Na monarquia dinamarquesa do século XVIII, um capitão de exército aposentado aceita o desafio de cultivar plantio em um solo considerado infértil em troca de um título de nobreza que melhore sua empobrecida condição social. Na companhia de um padre, uma criança romena e um casal de refugiados, ele enfrenta a escassez do terreno até colher frutos que atraem a atenção de um maligno senhor de terras, que inicia uma violenta disputa pelo território.
A mais recente longa-metragem do realizador dinamarquês Nikolaj Arcel fez sua estreia no último Festival de Veneza com o título Bastarden (bastardo, em tradução literal). A opção pelo nome A Terra Prometida, no mercado internacional, exemplifica bem o equilíbrio do filme entre uma narrativa contemporânea encabeçada por um anti-herói e uma abordagem clássica, que tece paralelos com os filmes de estúdio do cineasta britânico David Lean.

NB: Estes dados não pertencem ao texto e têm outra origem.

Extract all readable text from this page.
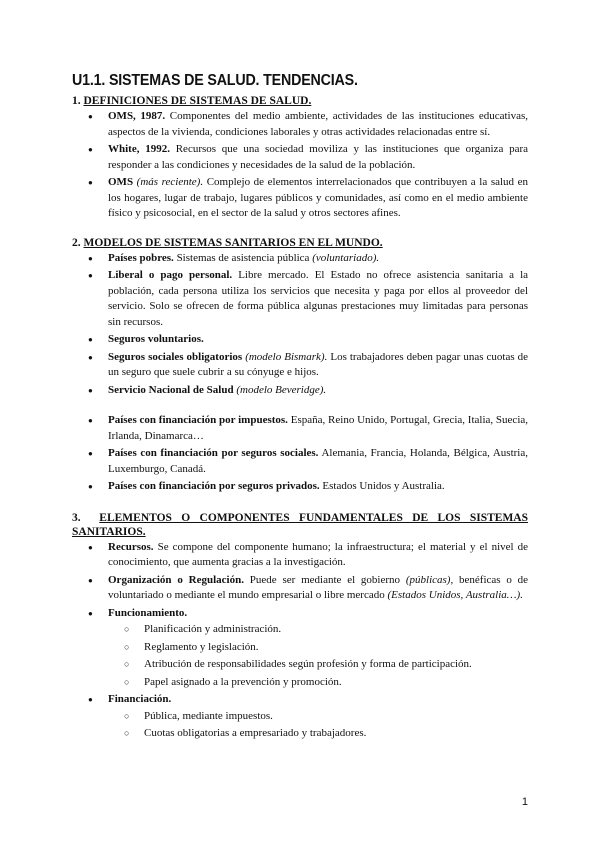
U1.1. SISTEMAS DE SALUD. TENDENCIAS.

1. DEFINICIONES DE SISTEMAS DE SALUD.

● OMS, 1987. Componentes del medio ambiente, actividades de las instituciones educativas, aspectos de la vivienda, condiciones laborales y otras actividades relacionadas entre sí.
● White, 1992. Recursos que una sociedad moviliza y las instituciones que organiza para responder a las condiciones y necesidades de la salud de la población.
● OMS (más reciente). Complejo de elementos interrelacionados que contribuyen a la salud en los hogares, lugar de trabajo, lugares públicos y comunidades, así como en el medio ambiente físico y psicosocial, en el sector de la salud y otros sectores afines.

2. MODELOS DE SISTEMAS SANITARIOS EN EL MUNDO.

● Países pobres. Sistemas de asistencia pública (voluntariado).
● Liberal o pago personal. Libre mercado. El Estado no ofrece asistencia sanitaria a la población, cada persona utiliza los servicios que necesita y paga por ellos al proveedor del servicio. Solo se ofrecen de forma pública algunas prestaciones muy limitadas para personas sin recursos.
● Seguros voluntarios.
● Seguros sociales obligatorios (modelo Bismark). Los trabajadores deben pagar unas cuotas de un seguro que suele cubrir a su cónyuge e hijos.
● Servicio Nacional de Salud (modelo Beveridge).
● Países con financiación por impuestos. España, Reino Unido, Portugal, Grecia, Italia, Suecia, Irlanda, Dinamarca…
● Países con financiación por seguros sociales. Alemania, Francia, Holanda, Bélgica, Austria, Luxemburgo, Canadá.
● Países con financiación por seguros privados. Estados Unidos y Australia.

3. ELEMENTOS O COMPONENTES FUNDAMENTALES DE LOS SISTEMAS SANITARIOS.

● Recursos. Se compone del componente humano; la infraestructura; el material y el nivel de conocimiento, que aumenta gracias a la investigación.
● Organización o Regulación. Puede ser mediante el gobierno (públicas), benéficas o de voluntariado o mediante el mundo empresarial o libre mercado (Estados Unidos, Australia…).
● Funcionamiento.
○ Planificación y administración.
○ Reglamento y legislación.
○ Atribución de responsabilidades según profesión y forma de participación.
○ Papel asignado a la prevención y promoción.
● Financiación.
○ Pública, mediante impuestos.
○ Cuotas obligatorias a empresariado y trabajadores.
1
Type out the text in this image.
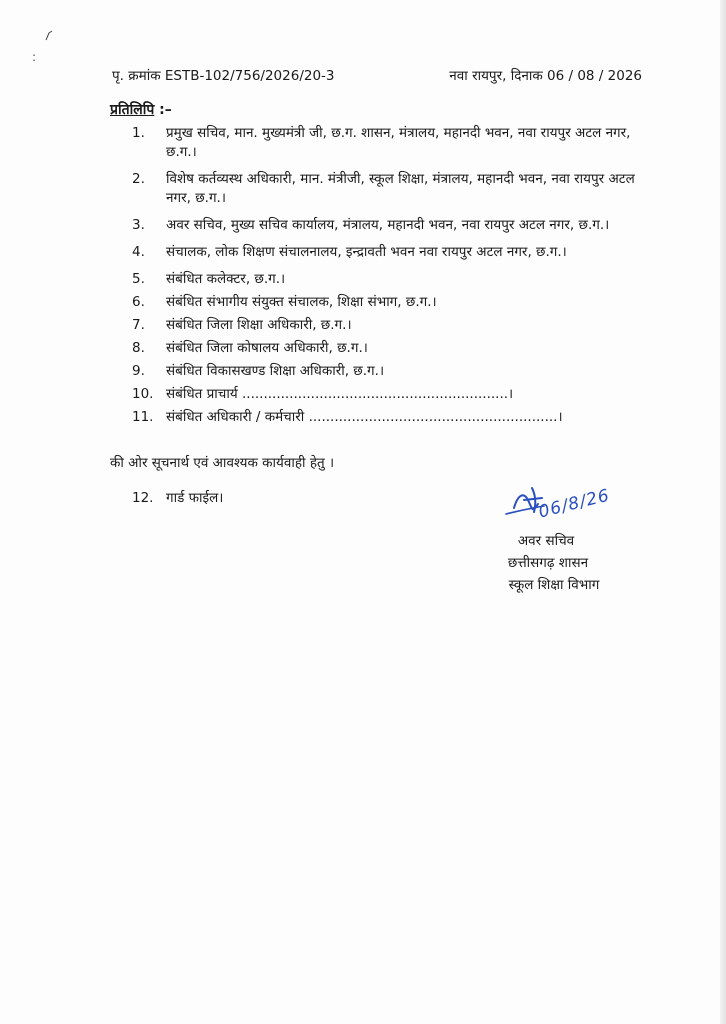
:
पृ. क्रमांक ESTB-102/756/2026/20-3	नवा रायपुर, दिनाक 06 / 08 / 2026
प्रतिलिपि :–
1.	प्रमुख सचिव, मान. मुख्यमंत्री जी, छ.ग. शासन, मंत्रालय, महानदी भवन, नवा रायपुर अटल नगर, छ.ग.।
2.	विशेष कर्तव्यस्थ अधिकारी, मान. मंत्रीजी, स्कूल शिक्षा, मंत्रालय, महानदी भवन, नवा रायपुर अटल नगर, छ.ग.।
3.	अवर सचिव, मुख्य सचिव कार्यालय, मंत्रालय, महानदी भवन, नवा रायपुर अटल नगर, छ.ग.।
4.	संचालक, लोक शिक्षण संचालनालय, इन्द्रावती भवन नवा रायपुर अटल नगर, छ.ग.।
5.	संबंधित कलेक्टर, छ.ग.।
6.	संबंधित संभागीय संयुक्त संचालक, शिक्षा संभाग, छ.ग.।
7.	संबंधित जिला शिक्षा अधिकारी, छ.ग.।
8.	संबंधित जिला कोषालय अधिकारी, छ.ग.।
9.	संबंधित विकासखण्ड शिक्षा अधिकारी, छ.ग.।
10. संबंधित प्राचार्य ..............................................................।
11. संबंधित अधिकारी / कर्मचारी ..........................................................।
की ओर सूचनार्थ एवं आवश्यक कार्यवाही हेतु ।
12. गार्ड फाईल।	06/8/26
अवर सचिव
छत्तीसगढ़ शासन
स्कूल शिक्षा विभाग
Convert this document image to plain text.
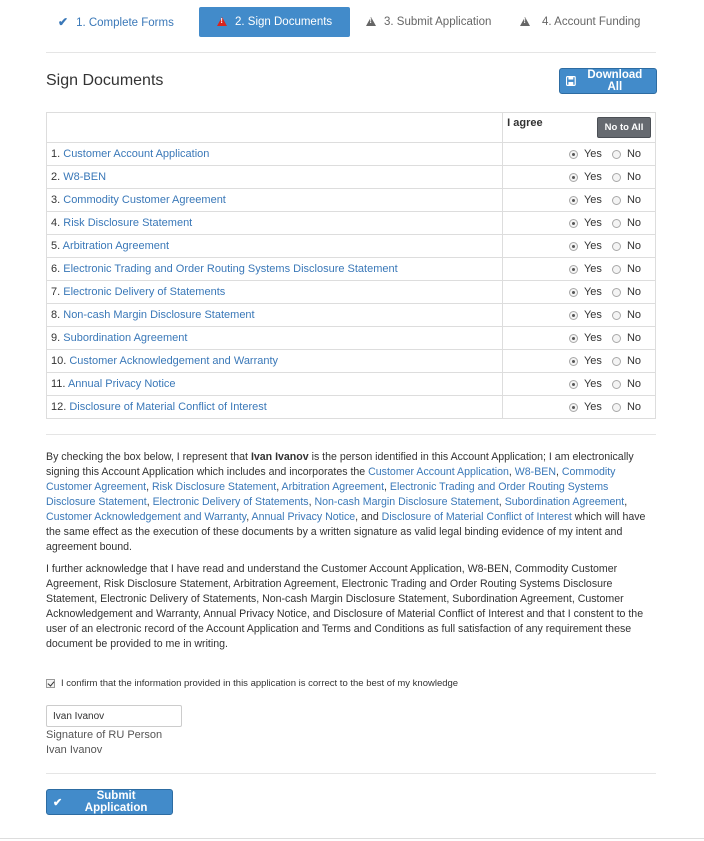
✔ 1. Complete Forms !	2. Sign Documents !	3. Submit Application !	4. Account Funding
Sign Documents	Download All
	I agree No to All

1. Customer Account Application	Yes No

2. W8-BEN	Yes No

3. Commodity Customer Agreement	Yes No

4. Risk Disclosure Statement	Yes No

5. Arbitration Agreement	Yes No

6. Electronic Trading and Order Routing Systems Disclosure Statement	Yes No

7. Electronic Delivery of Statements	Yes No

8. Non-cash Margin Disclosure Statement	Yes No

9. Subordination Agreement	Yes No

10. Customer Acknowledgement and Warranty	Yes No

11. Annual Privacy Notice	Yes No

12. Disclosure of Material Conflict of Interest	Yes No

By checking the box below, I represent that Ivan Ivanov is the person identified in this Account Application; I am electronically signing this Account Application which includes and incorporates the Customer Account Application, W8-BEN, Commodity Customer Agreement, Risk Disclosure Statement, Arbitration Agreement, Electronic Trading and Order Routing Systems Disclosure Statement, Electronic Delivery of Statements, Non-cash Margin Disclosure Statement, Subordination Agreement, Customer Acknowledgement and Warranty, Annual Privacy Notice, and Disclosure of Material Conflict of Interest which will have the same effect as the execution of these documents by a written signature as valid legal binding evidence of my intent and agreement bound.

I further acknowledge that I have read and understand the Customer Account Application, W8-BEN, Commodity Customer Agreement, Risk Disclosure Statement, Arbitration Agreement, Electronic Trading and Order Routing Systems Disclosure Statement, Electronic Delivery of Statements, Non-cash Margin Disclosure Statement, Subordination Agreement, Customer Acknowledgement and Warranty, Annual Privacy Notice, and Disclosure of Material Conflict of Interest and that I constent to the user of an electronic record of the Account Application and Terms and Conditions as full satisfaction of any requirement these document be provided to me in writing.

I confirm that the information provided in this application is correct to the best of my knowledge
Ivan Ivanov
Signature of RU Person
Ivan Ivanov
✔
Submit Application
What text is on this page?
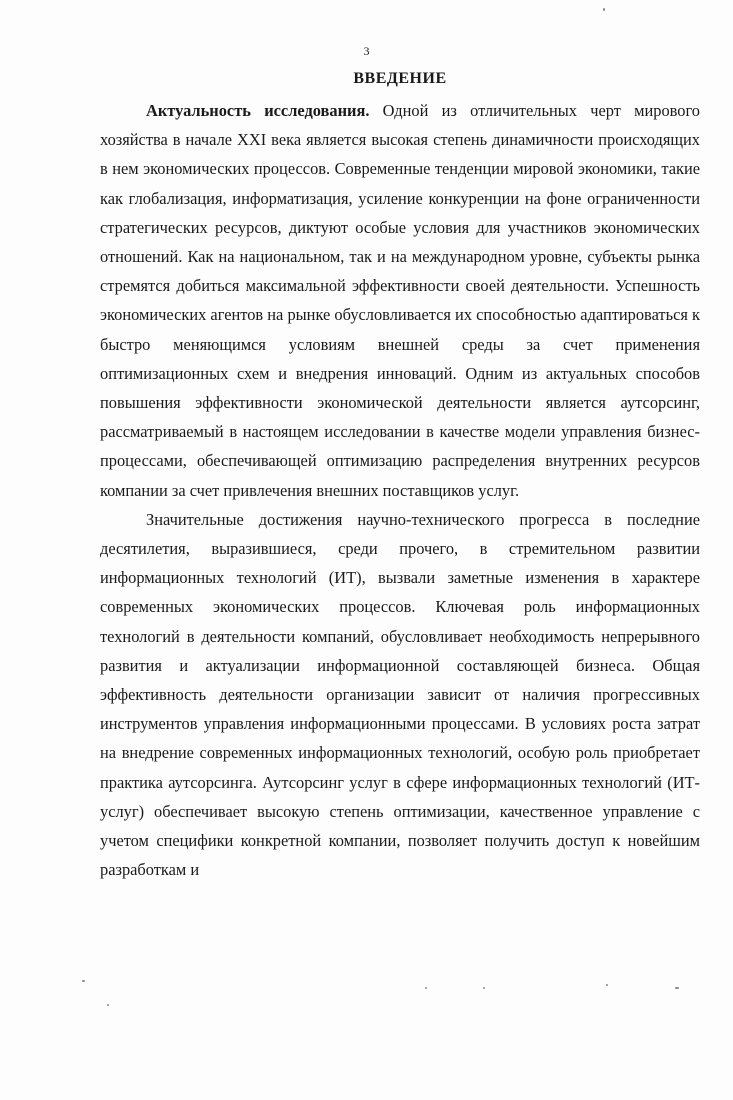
3
ВВЕДЕНИЕ

Актуальность исследования. Одной из отличительных черт мирового хозяйства в начале XXI века является высокая степень динамичности происходящих в нем экономических процессов. Современные тенденции мировой экономики, такие как глобализация, информатизация, усиление конкуренции на фоне ограниченности стратегических ресурсов, диктуют особые условия для участников экономических отношений. Как на национальном, так и на международном уровне, субъекты рынка стремятся добиться максимальной эффективности своей деятельности. Успешность экономических агентов на рынке обусловливается их способностью адаптироваться к быстро меняющимся условиям внешней среды за счет применения оптимизационных схем и внедрения инноваций. Одним из актуальных способов повышения эффективности экономической деятельности является аутсорсинг, рассматриваемый в настоящем исследовании в качестве модели управления бизнес-процессами, обеспечивающей оптимизацию распределения внутренних ресурсов компании за счет привлечения внешних поставщиков услуг.

Значительные достижения научно-технического прогресса в последние десятилетия, выразившиеся, среди прочего, в стремительном развитии информационных технологий (ИТ), вызвали заметные изменения в характере современных экономических процессов. Ключевая роль информационных технологий в деятельности компаний, обусловливает необходимость непрерывного развития и актуализации информационной составляющей бизнеса. Общая эффективность деятельности организации зависит от наличия прогрессивных инструментов управления информационными процессами. В условиях роста затрат на внедрение современных информационных технологий, особую роль приобретает практика аутсорсинга. Аутсорсинг услуг в сфере информационных технологий (ИТ-услуг) обеспечивает высокую степень оптимизации, качественное управление с учетом специфики конкретной компании, позволяет получить доступ к новейшим разработкам и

A adequação do roteiro ao modelo clássico narrativo se faz notar logo nos dez minutos iniciais, obedecendo a regra do guionista e professor norte-americano Syd Field. Os códigos do cinema de gênero, no caso o western, adereçam o resto: refugiados e trabalhadores braçais se opõem a nobres gananciosos que se reúnem em salas esfumaçadas, colheitas perdidas rapidamente sucedem períodos de fartura e, por fim, protagonista e seu rival disputam o coração de uma mesma mulher.
Com um orçamento alto para os padrões dinamarqueses, mas módico no contexto norte-americano, A Terra Prometida conta com sequências de ação filmadas em menor escala (mesmo as batalhas têm poucos corpos no plano), mas com comparável eficácia. A nível de estilo, é curioso como o realizador mantém seu protagonista na penumbra, ressaltando seus dilemas morais e a miséria de sua condição de vida e, por outro lado, banha o vilão da luminosidade típica das dependências da realeza.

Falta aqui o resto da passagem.